# LS XR 4040 Cold Start



## Mallard5Farmhouse (Mar 17, 2018)

Hey guys, it's been a long time since I've posted on here. Some of you may watch me on my YouTube channel Mallard 5 Farmhouse. I recently had a viewer express concerns over the "cheaper" brands not starting up in the cold weather. In this video I demonstrate how my LS tractor starts in the cold. 

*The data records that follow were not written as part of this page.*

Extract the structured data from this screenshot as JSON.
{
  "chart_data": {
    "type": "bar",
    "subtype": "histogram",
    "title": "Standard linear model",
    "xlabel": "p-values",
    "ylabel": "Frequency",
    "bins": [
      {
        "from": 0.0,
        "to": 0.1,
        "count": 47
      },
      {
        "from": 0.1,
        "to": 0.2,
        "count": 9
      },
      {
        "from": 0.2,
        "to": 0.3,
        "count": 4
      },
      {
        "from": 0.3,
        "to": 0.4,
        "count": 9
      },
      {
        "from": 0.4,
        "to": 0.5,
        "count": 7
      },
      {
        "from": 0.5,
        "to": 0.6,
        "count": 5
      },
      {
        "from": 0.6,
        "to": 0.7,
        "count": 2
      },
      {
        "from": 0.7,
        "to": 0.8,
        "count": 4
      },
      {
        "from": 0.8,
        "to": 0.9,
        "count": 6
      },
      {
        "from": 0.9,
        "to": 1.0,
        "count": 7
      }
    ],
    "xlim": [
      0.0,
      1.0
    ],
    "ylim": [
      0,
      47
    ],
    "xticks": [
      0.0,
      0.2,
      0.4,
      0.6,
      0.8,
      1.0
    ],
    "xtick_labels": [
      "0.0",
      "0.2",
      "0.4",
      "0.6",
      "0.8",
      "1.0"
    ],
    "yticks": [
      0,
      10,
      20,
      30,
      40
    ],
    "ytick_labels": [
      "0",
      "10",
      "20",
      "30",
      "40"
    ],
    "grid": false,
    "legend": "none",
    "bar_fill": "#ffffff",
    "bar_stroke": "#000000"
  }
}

Sent from my SM-S727VL using Tractor Forum mobile app


----------



## marc_hanna (Apr 10, 2017)

No problem with my Kioti. 

Even the so-called cheap brands are using Daedong, Kubota, Perkins and Yanmar engines. Why should they be any more difficult to start when they’re in a ‘cheap’ brand tractor versus an expensive brand?


----------



## dr clean (Jul 9, 2020)

I have a LS 4045,,,the worst buy I ever made. it is a cab tractor and the air just went out for the 3rd time...I called another dealer other than where I bought this one and he told me they have replaced 39 compressors this year. this it the 4th one for this machine counting the original. at 50 hours the transmission locked and it took 2 months to fix,,,then a start problem...another 4 weeks. they said they had to reprogram it..worst buy ever.


----------



## pogobill (Jan 31, 2012)

Sorry for your issues. Maybe it's time to trade it in, cut your losses and move on.


----------